Braccio ok: il "Balda" torna a spingere
Il tema centrale della giornata, oltre al cronometro, è stata la condizione fisica di Baldassarri. A Portimão, il "Balda" aveva sofferto per un'infiammazione al braccio che ne aveva pesantemente condizionato il rendimento e il feeling con la moto. Ad Assen, tuttavia, il dolore sembra essere solo un brutto ricordo.
"Possiamo essere molto contenti di oggi", ha dichiarato il pilota al termine delle sessioni. Per Lorenzo, confermare la velocità mostrata in Australia era fondamentale, ma lo era ancora di più verificare la tenuta del braccio su una pista tecnica e impegnativa come quella olandese. Assen, nota come "La Cattedrale della Velocità", non perdona chi non è al 100% della forma: i rapidi cambi di direzione richiedono una forza fisica costante e un controllo millimetrico dell'avantreno. Superare questo test fisico significa, per il pilota del team, poter guardare al resto del weekend con rinnovata ambizione.

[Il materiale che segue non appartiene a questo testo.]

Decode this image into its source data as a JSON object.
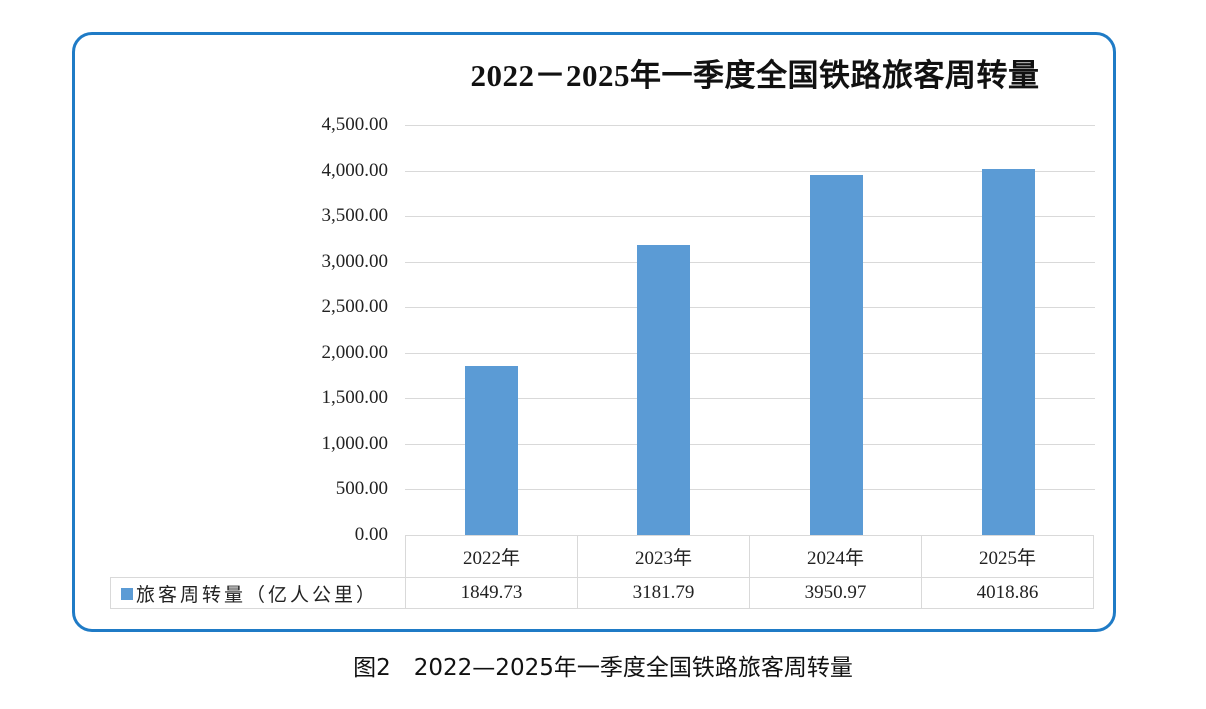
{
  "chart_data": {
    "type": "bar",
    "title": "2022－2025年一季度全国铁路旅客周转量",
    "categories": [
      "2022年",
      "2023年",
      "2024年",
      "2025年"
    ],
    "series": [
      {
        "name": "旅客周转量（亿人公里）",
        "values": [
          1849.73,
          3181.79,
          3950.97,
          4018.86
        ],
        "color": "#5b9bd5"
      }
    ],
    "xlabel": "",
    "ylabel": "",
    "ylim": [
      0,
      4500
    ],
    "yticks": [
      "4,500.00",
      "4,000.00",
      "3,500.00",
      "3,000.00",
      "2,500.00",
      "2,000.00",
      "1,500.00",
      "1,000.00",
      "500.00",
      "0.00"
    ],
    "grid": true,
    "legend_position": "data-table-left",
    "data_table": true
  },
  "table": {
    "legend_label": "旅客周转量（亿人公里）",
    "headers": [
      "2022年",
      "2023年",
      "2024年",
      "2025年"
    ],
    "values": [
      "1849.73",
      "3181.79",
      "3950.97",
      "4018.86"
    ]
  },
  "caption": "图2　2022—2025年一季度全国铁路旅客周转量",
  "colors": {
    "border": "#1f7bc6",
    "bar": "#5b9bd5",
    "grid": "#d9d9d9"
  }
}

Strategia e costanza: il lavoro sulle gomme
Nonostante il secondo tempo assoluto faccia sognare i tifosi, Baldassarri e la sua squadra rimangono con i piedi per terra. Se la velocità pura sul giro secco è fuori discussione, il lavoro si è concentrato sulla ricerca della costanza. Durante le libere, è emersa una lieve mancanza di regolarità nei tempi, un aspetto su cui il team lavorerà intensamente prima della Superpole e di Gara 1.

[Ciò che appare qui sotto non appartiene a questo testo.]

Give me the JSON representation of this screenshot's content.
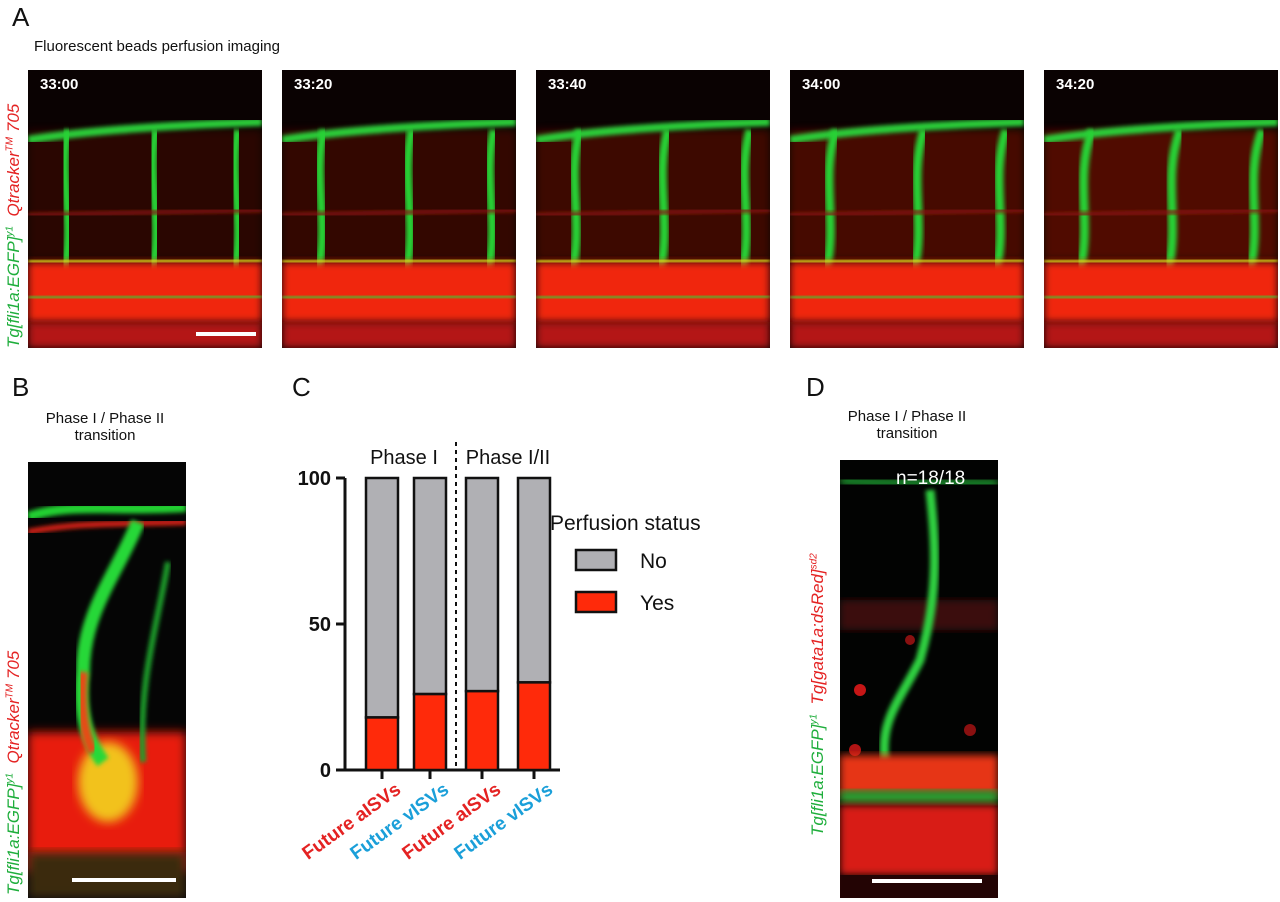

Il focus è stato posto in particolare sulle mescole più dure. Baldassarri ha mostrato un buon passo con gli pneumatici a mescola meno morbida, una scelta che potrebbe rivelarsi cruciale per la gestione della gara sulla lunga distanza. "È stato importante aumentare la velocità un gradino dopo l'altro", ha spiegato il pilota, consapevole che il livello della SBK attuale è talmente alto da non permettere distrazioni: domani tutti saranno più veloci e la gestione del degrado gomma farà la differenza tra un piazzamento d'onore e un podio.
Obiettivo podio: la concretezza di Assen
Se il podio conquistato a Phillip Island era stato per certi versi inaspettato, il risultato che Baldassarri insegue in Olanda ha il sapore della consapevolezza. Il pilota italiano non si nasconde: l'obiettivo minimo è la top 5, ma con un occhio puntato con decisione ai gradini più alti del podio.
Per i motociclisti e gli appassionati italiani, vedere un talento proveniente dalla Moto2 adattarsi così rapidamente alle derivate di serie è un segnale importante. Baldassarri ha sottolineato come i bei ricordi legati ai suoi trascorsi nelle classi del Motomondiale ad Assen lo stiano aiutando a trovare il giusto ritmo. La sua crescita rappresenta una ventata di aria fresca per il motociclismo tricolore nel Mondiale Superbike, portando concretezza e velocità in un campionato sempre più competitivo.